2. Key cornerstone of a human intelligense is an ability to create something completely new that cannot be predicted or calculated in advance, another one is a will — none of those are even touched by current neural networks. DALLIE makes a nice imitation of the first point though.


👤 tikkun
OpenAI's definition:

"By AGI, we mean highly autonomous systems that outperform humans at most economically valuable work."

https://openai.com/blog/how-should-ai-systems-behave#fn-A


👤 binarymax
Apologies for the LinkedIn post, but I have been proposing this structure (similar to the 5 levels of autonomous driving), to frame discourse and set some definitions:

https://www.linkedin.com/posts/maxirwin_as-discourse-continu...

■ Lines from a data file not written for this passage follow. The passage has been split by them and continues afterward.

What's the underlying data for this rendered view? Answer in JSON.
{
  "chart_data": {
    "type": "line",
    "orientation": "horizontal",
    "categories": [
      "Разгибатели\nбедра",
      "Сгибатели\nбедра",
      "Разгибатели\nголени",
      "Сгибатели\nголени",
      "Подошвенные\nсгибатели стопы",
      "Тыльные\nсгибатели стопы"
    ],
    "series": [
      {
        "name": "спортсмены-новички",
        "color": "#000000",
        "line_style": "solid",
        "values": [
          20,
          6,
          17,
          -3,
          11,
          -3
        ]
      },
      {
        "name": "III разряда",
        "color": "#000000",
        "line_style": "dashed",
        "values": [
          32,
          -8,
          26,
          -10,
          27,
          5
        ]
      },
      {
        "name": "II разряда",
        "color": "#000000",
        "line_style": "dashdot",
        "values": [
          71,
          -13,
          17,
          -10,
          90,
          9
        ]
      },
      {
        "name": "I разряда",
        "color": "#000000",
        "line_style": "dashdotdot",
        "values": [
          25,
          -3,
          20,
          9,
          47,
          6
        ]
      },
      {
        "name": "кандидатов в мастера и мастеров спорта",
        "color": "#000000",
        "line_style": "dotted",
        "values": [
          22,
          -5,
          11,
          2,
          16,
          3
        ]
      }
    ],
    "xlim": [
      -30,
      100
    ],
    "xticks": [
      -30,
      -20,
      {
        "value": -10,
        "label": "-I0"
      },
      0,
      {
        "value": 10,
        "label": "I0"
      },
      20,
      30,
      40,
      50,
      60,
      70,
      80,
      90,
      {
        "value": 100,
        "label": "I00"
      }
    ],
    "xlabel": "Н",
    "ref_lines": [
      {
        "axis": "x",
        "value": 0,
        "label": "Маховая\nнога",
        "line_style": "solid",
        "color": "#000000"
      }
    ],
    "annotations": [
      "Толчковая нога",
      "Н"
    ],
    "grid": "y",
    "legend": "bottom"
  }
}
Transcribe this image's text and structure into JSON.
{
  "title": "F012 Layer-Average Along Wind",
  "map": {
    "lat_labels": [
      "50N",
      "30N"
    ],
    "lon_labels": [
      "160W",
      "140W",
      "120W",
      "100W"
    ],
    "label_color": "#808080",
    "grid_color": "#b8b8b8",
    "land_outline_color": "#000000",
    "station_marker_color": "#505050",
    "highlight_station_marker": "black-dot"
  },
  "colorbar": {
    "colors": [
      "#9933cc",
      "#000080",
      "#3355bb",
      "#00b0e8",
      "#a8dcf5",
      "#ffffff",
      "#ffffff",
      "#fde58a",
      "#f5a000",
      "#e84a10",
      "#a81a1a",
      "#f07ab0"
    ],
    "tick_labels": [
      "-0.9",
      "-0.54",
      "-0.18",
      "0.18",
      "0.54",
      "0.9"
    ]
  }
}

“As discourse continues on the impact and potential of Artificial General Intelligence, I propose these 5 levels of AGI to use as a measurement of capability:

Level 1: “Write this marketing copy”, “Translate this passage” - The model handles this task alone based on the prompt

Level 2: “Research this topic and write a paper with citations” - 3rd party sources as input – reads and responds to the task

Level 3: “Order a pizza”, “Book my vacation” - 3rd party sources as input and output - generally complex with multiple variables

Level 4: “Buy this house”, “Negotiate this contract” - Specific long-term goal, multiple 3rd party interactions with abstract motivation and feedback

Level 5: “Maximize the company profit”, “Reduce global warming” - Purpose driven, unbounded 3rd party interactions, agency and complex reasoning required

I had the pleasure to present this yesterday afternoon on WXXI Connections (https://lnkd.in/gA9CugQR), and again in the evening during a panel discussion on ChatGPT hosted by TechRochester and RocDev (https://lnkd.in/gjYDEkBE).

This year, we will see products capable of levels 1, 2, and 3. Those three levels are purely digital, and aside from the operator all integration points are done through APIs and content. For some examples, level 1 is ChatGPT, level 2 is Bing, and level 3 is AutoGPT.

Levels 4 and 5 are what I call "hard AGI" - as they require working with people aside from the operator, and doing so on a longer timeline with an overall purpose. We will likely see attempts at this technology this year, but it will not be successful.

For technology to reach a given level, it must perform as well as a person who is an expert at the task. A broken buggy approach that produces a poor result does not qualify.

Thanks for reading, and if you would like to discuss these topics or work towards a solution for your business, contact me to discuss!”


👤 lesserknowndan
My definition would be Artificial General Intelligence (AGI) is what most people _think_ ChatGPT can currently do but cannot.

👤 mirkodrummer
Just joking but also serious: it can sort a deck of card efficiently without knowing what the algorithm is, like I do

👤 laratied
What humans can do that computers currently can not. Once computers can do that we will just call it an algorithm.

👤 admissionsguy
It can read admission requirements for a university degree programme and put them into a CSV file.

👤 hackernoteng
They used to call it "strong AI" but I guess that fell out of favor.

👤 asherah
it's probably a bit of a bad definition, but i'd say "something i can have a long conversation with and not figure out it's an AI"

👤 jstx1
I don't - I really think that it's a completely pointless distinction to make. Labelling some version of AI as general doesn't make it more or less useful.

👤 ftxbro
we aren't even going to agree on 'intelligence'

👤 ano88888
there will always be some religious people who require AI to have soul to qualify as AGI. So there will be always be people who deny the existence of AGI in the future.